En el caso de The Fall una de las características más sorprendes es su cariz imprevisible y desestructurado. Se podría decir que es un cortometraje rodeado por la noche, lo que determina su atmósfera oscura y su ritmo vibrante, a veces solapado y lento, otras brusco y áspero. Una arbitrariedad creadora reina en la aparición de microsucesos, en donde los sonidos que se escuchan se convierten en evocaciones del bosque, la noche, el cielo oculto tras la frondosidad de los arbustos, encadenados en el montaje como si la noche cooperase en el curso de una cacería emprendida por una jauría humana en busca de su presa. También es característico del cortometraje una manera de filmar vivaz y rápida, con tomas variantes y escenas fragmentadas que hacen aparecer imágenes erráticas salidas de una dimensión sonora, difícil de capturar, develando que, tal y como formuló Pascal Quignard, “no hay punto de vista sonoro”, el sonido no conoce límites, se precipita y se alía con la noche, deambulando aquí y allá.
Visiblemente inspirado en las denominadas pinturas negras de Goya, en especial La romería de San Isidro (1819-1823), Glazer plasma una proximidad corporal incandescente, dramática, perturbadora, hasta el punto de lo teatral. Pero no es una foto ni la simple imitación de una pintura, es el cine que nos hace respirar el aire de la noche, sentir la fuerza del viento mezclando lo grotesco y lo terrible, lo sobrenatural y lo familiar a través de encadenamientos de imágenes, sonidos, gestos, cuerpos y acciones que piden no ser interpretadas apresuradamente. Si bien es cierto que a lo largo del cortometraje se mantiene una impresión semejante al teatro nō japonés, lejos de recurrir a la austera y sutil expresividad las máscaras que portan las figuras que habitan el bosque crean un efecto unificador, de anonimato, connotando una dimensión de ansiedad, angustia y caos. Algo que liga lo ruidoso con un murmullo, un lamento sordo, un tumulto que deriva en disturbio y desemboca en la muerte.
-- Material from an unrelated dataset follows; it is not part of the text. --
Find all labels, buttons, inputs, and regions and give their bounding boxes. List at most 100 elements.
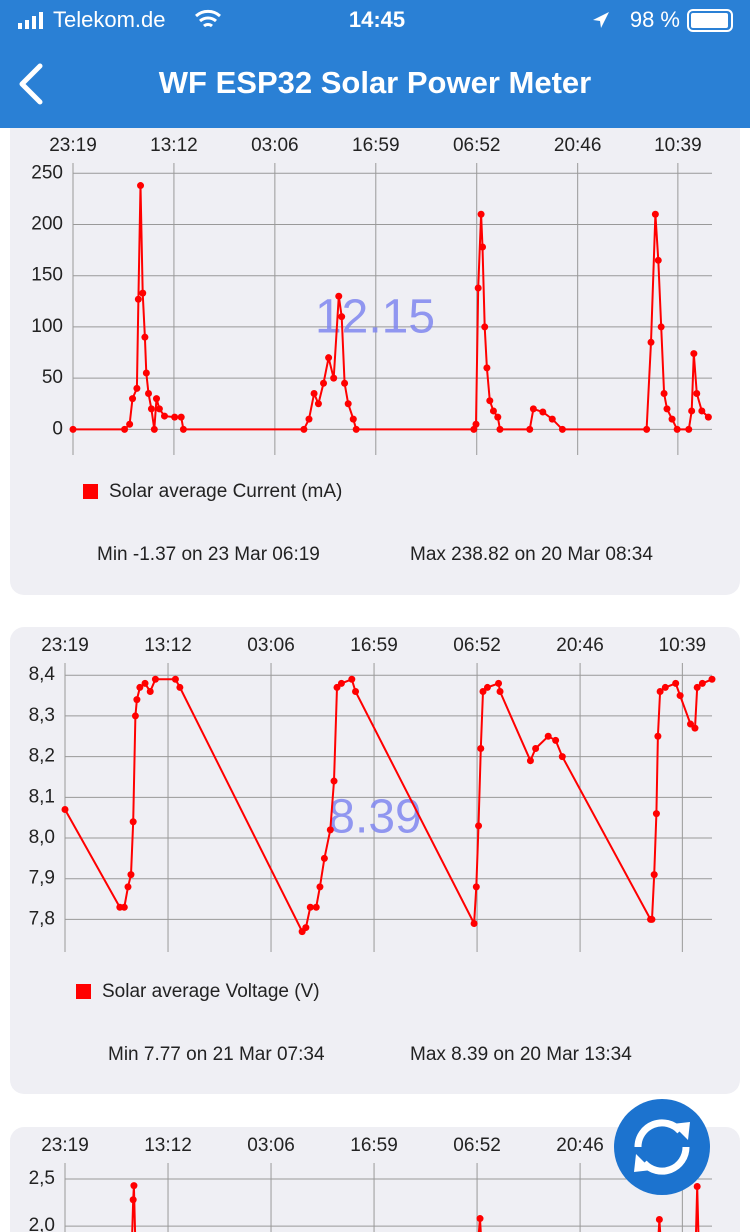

En la forma del cortometraje existe un aspecto esencial: la manera de filmar la masa. Hay, es cierto, una jerarquía del grupo que exige perseguir, castigar y aislar al individuo de la comunidad. Pero cabe destacar que no es filmado como colectividad sino como masa, es decir, como una expresión social, política y moral que trasciende los límites del individuo. Esta puesta en relación concierne, por un lado, a procesos que se manifiestan como rebelión frente a una injusticia preexistente o, por otro, a ciertas experiencia radicales muy cercanas al fascismo. La masa es, así, un monstruo. Resulta reduccionista ver en este conflicto una simple oposición entre víctimas y verdugos que toman la justicia en sus manos, pero no resulta difícil reconocer en él una lógica de la transgresión que hace aparecer en imágenes lo que ya no tiene sentido, el pathos de la indignación ante crueldad y, al mismo tiempo, la violencia hacia los otros. Es sin duda una imagen de nuestros tiempos, caracterizados por la estupefacción muda ante el horror, la renuncia a toda explicación.
El desenlace de The Fall desconcierta tanto como el resto del cortometraje. El silencio que conduce el final de la película parece redoblar el agotamiento de toda expresividad por parte de la víctima. Es cierto que comprendemos inmediatamente los gestos en la víspera de la muerte, donde reside el sonido de algo que murió o que gime todavía, vibra y toma a destiempo la forma de la agonía. El proceso que va de la muerte recibida a la muerte dada. Pero falta el quién, el porqué, el antes, el después, el contexto, el destino de todo lo que no se ve. Son sólo algunas de las muchas preguntas que plantea Jonathan Glazier, que no se comprenden más que así, como una serie de interrogantes entre sonidos e imágenes.